Taken from an age-old French proverb, ‘Tell me whom you haunt and I will tell you who you are’, the show’s title refers to the idea that found or ‘readymade’ objects relinquish their previous signification and assume a shifting identity whenever recontextualised; they cease to be one thing in order to become another. In this sense, David Batchelor, Jota Castro, Jimmie Durham, Piero Golia, Martin Kersels, Robert Kusmirowski, Olaf Nicolai, Valentin Ruhry, Nasan Tur and Sislej Xhafa could all be seen, much like Duchamp, to be creating contexts for the ‘haunting’ of objects through their practice. Furthermore, their artworks take on the role of post-structuralist memory-objects, where meaning can extend beyond the personal significance of these objects for the artists, into a realm where the viewer’s own recollections or associations are triggered, positing the potential for a rich web of personal readings.

Mario Codognato, Head Curator and Director of Exhibitions at Blain|Southern states:“Objects often have a multiplicity of meanings, dependent upon each individual’s experience of them. This exhibition seeks to explore the alternative meaning(s) bestowed upon objects through their placement in the gallery space, within which seemingly ordinary objects can be redefined as art.”

Valentin Ruhry will be presenting a site-specific installation that responds to this concept of the readymade and memory, as an old stepladder is wall-mounted and united with a single light bulb to continue the artist’s ongoing interest in the chandelier form. Piero Golia will also reference past works, in particular his sculpture Bus (untitled) (2008),where he crushed an entire bus and presented the mangled form at ART LA. Here, the artist will present the axle from this bus, which is in fact not crushable, cutting it into four pieces of varying length and signing these, thus reappropriating this piece of functional machinery and referencing the memory of a performative act.

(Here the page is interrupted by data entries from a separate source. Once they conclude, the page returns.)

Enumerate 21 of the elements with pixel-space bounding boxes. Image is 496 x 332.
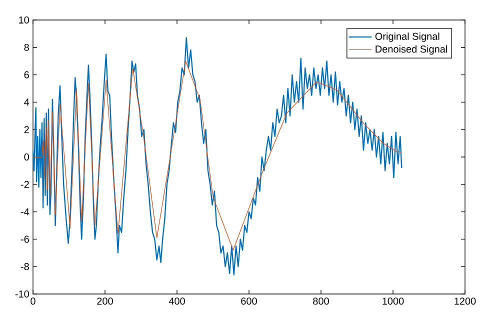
x-tick-label: 0 bbox=[30, 298, 36, 305]
x-tick-label: 200 bbox=[97, 298, 113, 305]
y-tick-label: 2 bbox=[24, 126, 29, 134]
y-tick-label: -10 bbox=[15, 290, 29, 298]
x-tick-label: 1000 bbox=[382, 298, 404, 305]
y-tick-label: -2 bbox=[20, 180, 29, 188]
y-tick-label: 6 bbox=[24, 71, 29, 78]
y-tick-label: 0 bbox=[24, 153, 30, 161]
line-series bbox=[33, 60, 402, 250]
legend-label: Denoised Signal bbox=[376, 45, 448, 55]
x-tick-label: 800 bbox=[313, 298, 329, 305]
y-tick-label: -8 bbox=[20, 263, 29, 270]
legend-label: Original Signal bbox=[375, 32, 440, 42]
x-tick-label: 1200 bbox=[454, 298, 476, 305]
y-tick-label: 4 bbox=[24, 98, 30, 106]
x-tick-label: 400 bbox=[168, 298, 185, 305]
y-tick-label: -4 bbox=[20, 208, 30, 216]
x-tick-label: 600 bbox=[241, 298, 257, 305]
y-tick-label: 8 bbox=[24, 44, 29, 51]
y-tick-label: 10 bbox=[19, 16, 29, 24]
y-tick-label: -6 bbox=[20, 236, 29, 243]
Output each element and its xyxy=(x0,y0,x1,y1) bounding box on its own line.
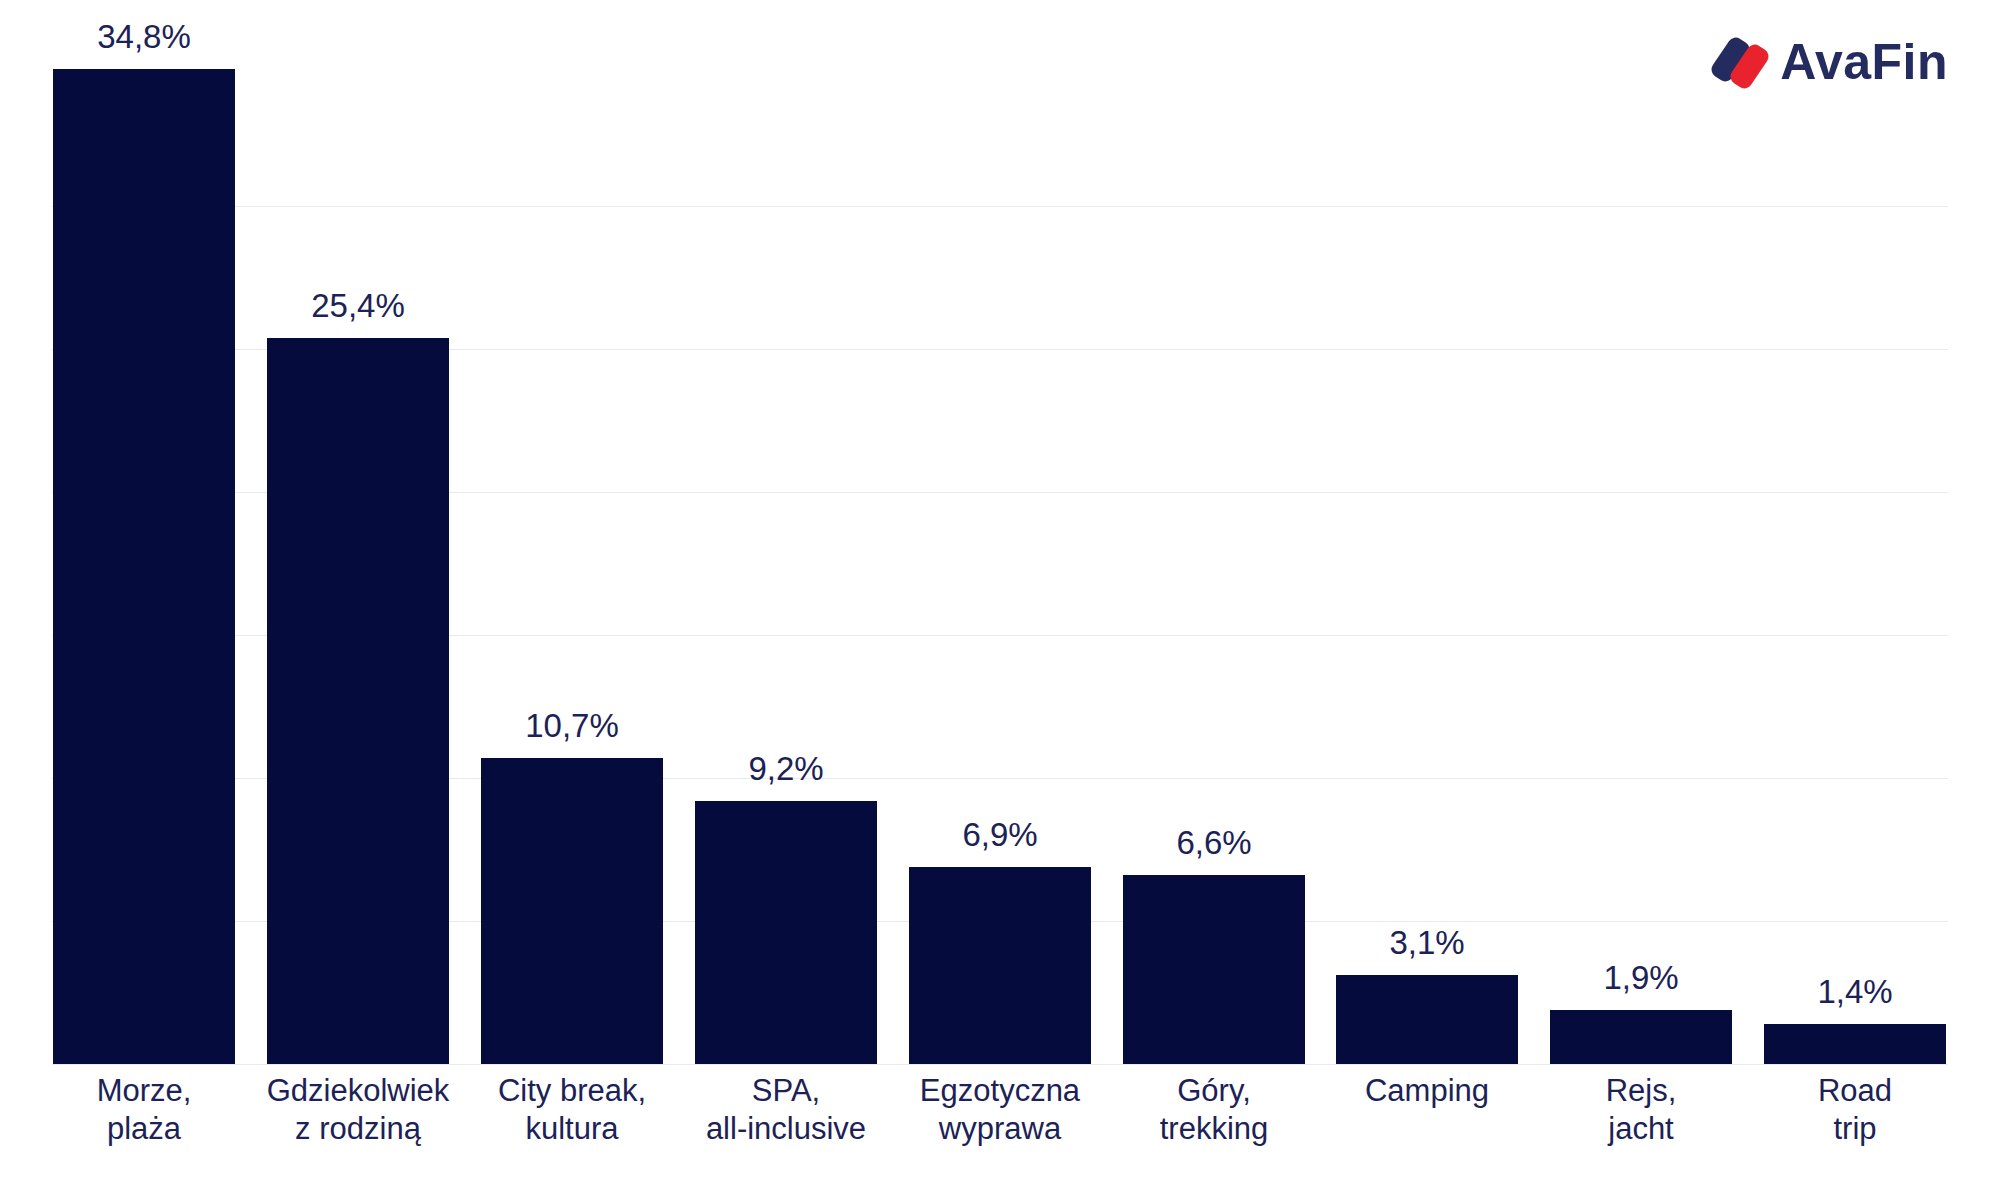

Ultimately, every artist in the exhibition engages with the phenomena of ‘haunting’ and the manifestation of memory, or the renewed construction of narratives and their shifting significations. Each object is permeated with a personal and historical significance for each artist, and also, perhaps, for the viewer, demonstrating the interconnectedness of identity and remembrance, and the fluid or malleable nature of meaning.